Chronologie de la " crise blanche "

24 Juin 1995 : disparition de Julie Lejeune et Mélissa Russo. Août : disparition de An Marchal et Eefje Lambrecht.
28 mai 1996 : disparition de Sabine Dardenne.
9 août : disparition de Laetitia Delhez.
12 août : arrestation de Marc Dutroux et de ses proches complices.
15 août : libération de Laetitia et Sabine.
16 août : arrestation de Michel Nihoul.
17 août : découverte des corps de Julie et Mélissa.
22 août : des milliers de personnes se rendent aux funérailles de Julie et Mélissa à Liège.
23 août : au cours d'un débat télévisuel en direct, le procureur du roi à Neufchâteau Michel Bourlet déclare : " L'enquête ira jusqu'au bout... si on me laisse faire ".
Fin août : apparition des premières révélations sur les " dysfonctionnements " des enquêtes.
3 septembre : découverte des corps de An et Eefje.
14 octobre-19 octobre : la " Folle semaine " de la révolte ouvrière.
20 octobre :
Marche blanche à Bruxelles : plus de 300 000 participant(e)s.
Octobre : constitution d'une commission parlementaire d'enquête sur les enquêtes de disparition d'enfants et dont les débats retransmis en direct.
14 novembre : création officielle des " comités blancs ".
3 février 1997 : 50 000 personnes, dont plusieurs " parents ", participent à la Marche multicolore pour l'emploi appelée par les travailleurs des Forges de Clabecq
5 mars : arrestation de Patrick Derochette, assassin de Loubna Benaïssa.
8 mars : Plus de 20 000 personnes, belges et immigrées, rendent un dernier hommage à Loubna Benaïssa. 16 mars : Plus de 100 000 personnes participent à la marche pour l'emploi appelée par les syndicats.
15 avril : un premier rapport de conclusion de la commission parlementaire est rédigé.
15 juin : 250 personnes assistent au premier Forum national organisé par les comités blancs.
Octobre : à l'appel des comités blancs, 10 000 personnes se rassemblent à Neufchâteau.
7 janvier : publication de témoignages de victimes de réseaux.
14 janvier : Création officielle du PNP de Paul Marchal.

 

Etapes d'une normalisation inachevée

14 octobre 1996 : Le juge Conerotte de Neufchâteau est dessaisi de l'enquête Dutroux par la Cour de Cassation. Juge honnête et populaire ayant plusieurs réussites judiciaires à son actif, il entamait une longue enquête sur les réseaux d'exploitation sexuelle et avait écrit au Roi pour dénoncer l'infiltration par la grande criminalité des hautes structures du pouvoir.
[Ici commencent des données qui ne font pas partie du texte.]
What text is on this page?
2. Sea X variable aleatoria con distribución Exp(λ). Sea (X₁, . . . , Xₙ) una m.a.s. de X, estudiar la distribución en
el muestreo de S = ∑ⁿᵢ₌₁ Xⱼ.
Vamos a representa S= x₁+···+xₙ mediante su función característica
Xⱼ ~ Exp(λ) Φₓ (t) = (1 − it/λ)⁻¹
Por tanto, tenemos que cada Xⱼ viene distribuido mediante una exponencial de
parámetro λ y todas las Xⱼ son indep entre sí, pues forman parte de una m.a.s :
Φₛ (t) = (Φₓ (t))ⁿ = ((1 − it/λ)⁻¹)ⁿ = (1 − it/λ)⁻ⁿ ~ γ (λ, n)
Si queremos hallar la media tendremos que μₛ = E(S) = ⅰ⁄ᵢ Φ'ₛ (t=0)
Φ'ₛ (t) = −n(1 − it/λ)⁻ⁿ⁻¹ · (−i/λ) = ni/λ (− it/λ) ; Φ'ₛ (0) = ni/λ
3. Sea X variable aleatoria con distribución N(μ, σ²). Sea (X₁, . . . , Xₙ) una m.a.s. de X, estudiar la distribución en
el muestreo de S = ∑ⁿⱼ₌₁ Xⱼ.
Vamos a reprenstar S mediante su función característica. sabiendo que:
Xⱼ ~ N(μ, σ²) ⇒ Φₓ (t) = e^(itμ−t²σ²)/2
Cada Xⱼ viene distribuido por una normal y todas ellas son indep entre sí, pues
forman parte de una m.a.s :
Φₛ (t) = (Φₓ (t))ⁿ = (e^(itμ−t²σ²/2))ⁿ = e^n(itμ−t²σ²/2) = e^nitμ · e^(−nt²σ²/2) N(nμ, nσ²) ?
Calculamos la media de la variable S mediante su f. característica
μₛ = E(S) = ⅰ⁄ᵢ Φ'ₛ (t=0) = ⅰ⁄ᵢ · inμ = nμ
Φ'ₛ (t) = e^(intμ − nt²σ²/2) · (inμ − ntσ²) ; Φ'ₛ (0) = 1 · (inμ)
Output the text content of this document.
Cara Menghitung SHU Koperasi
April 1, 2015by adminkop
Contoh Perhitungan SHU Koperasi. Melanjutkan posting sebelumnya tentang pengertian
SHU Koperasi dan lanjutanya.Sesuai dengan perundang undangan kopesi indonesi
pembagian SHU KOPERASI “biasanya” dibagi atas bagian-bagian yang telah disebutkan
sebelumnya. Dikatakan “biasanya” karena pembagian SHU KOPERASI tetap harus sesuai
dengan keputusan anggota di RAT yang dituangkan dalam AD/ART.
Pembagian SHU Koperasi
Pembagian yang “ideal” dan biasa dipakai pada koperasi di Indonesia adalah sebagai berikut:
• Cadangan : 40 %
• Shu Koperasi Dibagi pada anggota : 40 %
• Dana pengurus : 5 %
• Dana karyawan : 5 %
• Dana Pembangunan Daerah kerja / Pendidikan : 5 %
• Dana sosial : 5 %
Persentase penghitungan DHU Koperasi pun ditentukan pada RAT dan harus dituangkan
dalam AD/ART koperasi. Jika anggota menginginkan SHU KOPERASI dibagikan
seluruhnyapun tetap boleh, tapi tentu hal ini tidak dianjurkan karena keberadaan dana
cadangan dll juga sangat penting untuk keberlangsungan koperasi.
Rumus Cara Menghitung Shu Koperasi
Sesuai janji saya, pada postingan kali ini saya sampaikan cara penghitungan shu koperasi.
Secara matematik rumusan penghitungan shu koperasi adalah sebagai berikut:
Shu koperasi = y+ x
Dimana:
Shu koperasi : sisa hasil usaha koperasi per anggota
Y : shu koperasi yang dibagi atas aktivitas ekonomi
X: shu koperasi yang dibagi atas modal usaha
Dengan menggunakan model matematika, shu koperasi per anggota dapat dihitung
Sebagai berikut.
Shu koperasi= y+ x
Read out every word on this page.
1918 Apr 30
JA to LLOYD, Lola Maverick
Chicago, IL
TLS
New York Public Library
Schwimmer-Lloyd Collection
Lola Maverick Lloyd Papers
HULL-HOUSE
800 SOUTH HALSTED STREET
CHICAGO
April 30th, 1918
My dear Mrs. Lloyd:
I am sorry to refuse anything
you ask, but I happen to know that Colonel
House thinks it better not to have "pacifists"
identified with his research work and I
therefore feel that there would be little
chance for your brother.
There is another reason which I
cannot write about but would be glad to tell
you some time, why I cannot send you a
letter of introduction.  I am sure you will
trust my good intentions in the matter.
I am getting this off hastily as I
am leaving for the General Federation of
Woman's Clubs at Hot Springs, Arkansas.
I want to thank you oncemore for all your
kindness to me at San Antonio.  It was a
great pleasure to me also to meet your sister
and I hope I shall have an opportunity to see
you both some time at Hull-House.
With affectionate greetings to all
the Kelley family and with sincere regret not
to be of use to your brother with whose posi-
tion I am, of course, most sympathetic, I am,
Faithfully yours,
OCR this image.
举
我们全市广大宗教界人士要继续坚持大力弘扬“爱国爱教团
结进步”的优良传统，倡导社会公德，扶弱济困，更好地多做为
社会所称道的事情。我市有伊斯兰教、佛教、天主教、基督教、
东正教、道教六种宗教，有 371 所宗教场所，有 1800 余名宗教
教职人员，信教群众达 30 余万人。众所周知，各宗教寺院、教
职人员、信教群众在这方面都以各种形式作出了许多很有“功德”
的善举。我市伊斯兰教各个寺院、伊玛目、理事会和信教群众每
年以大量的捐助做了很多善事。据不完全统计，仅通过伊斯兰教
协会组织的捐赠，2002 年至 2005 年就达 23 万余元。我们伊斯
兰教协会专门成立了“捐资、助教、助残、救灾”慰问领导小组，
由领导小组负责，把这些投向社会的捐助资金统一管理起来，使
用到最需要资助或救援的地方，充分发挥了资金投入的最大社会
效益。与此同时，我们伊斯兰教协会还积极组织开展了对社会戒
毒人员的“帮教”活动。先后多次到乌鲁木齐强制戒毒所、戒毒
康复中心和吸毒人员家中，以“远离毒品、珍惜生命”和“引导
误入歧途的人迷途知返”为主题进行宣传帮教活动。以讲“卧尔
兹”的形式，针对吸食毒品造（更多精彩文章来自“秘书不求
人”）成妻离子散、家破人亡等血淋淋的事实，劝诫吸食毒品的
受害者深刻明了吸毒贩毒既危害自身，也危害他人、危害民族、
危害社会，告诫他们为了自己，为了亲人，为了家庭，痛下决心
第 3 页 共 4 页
18 octobre 1996 : Après une semaine de mobilisation où l'on frôle une grève générale hors de tout contrôle, le pouvoir joue sa dernière carte : la monarchie. Le Roi reçoit les parents d'enfants disparus ou assassinés au cours d'une table ronde, dénonce les failles des enquêtes et promet que les choses changeront. Il appelle à manifester dans le calme pour la Marche blanche du 20 octobre.

20 octobre 1996 : Alors que la Marche blanche n'en finit pas de s'étirer sur les boulevards de la capitale, le Premier ministre Dehaene reçoit les parents des victimes et énonce une série de promesses, dont la mise sur pied d'une Commission d'enquête parlementaire.

28 octobre 1996 : Le syndicat socialiste FGTB organise une grève générale d'un jour dans le but, clairement exprimé par son président national, de " canaliser " l'énergie déployée par ses troupes vers des revendications " traditionnelles ".

16 novembre 1996 : Première opération de diversion et de désorientation de l'opinion publique. Sur base d'un dossier fabriqué de toute pièce par la gendarmerie, le vice-premier ministre socialiste Elio Di Rupo est traîné dans la boue par une certaine presse où l'on amalgame homosexualité et pédophilie.

Mars-avril 1997 : Lorsque les médias parlent des actions des comités blancs, c'est désormais pour en souligner la faible participation. Le pouvoir tente de diviser les parents des victimes entre " parents médiatisés " et " non-médiatisés " en utilisant l'association pour enfants disparus " Marc et Corinne ", proche de la gendarmerie. Le Centre pour enfants disparus, l'une des promesses de Dehaene énoncée le 20 octobre 1996, sera privé (et non public comme le voulaient les parents Russo-Lejeune notamment) et, nouveau camouflet, patronné par un technocrate issus du monde de la finance !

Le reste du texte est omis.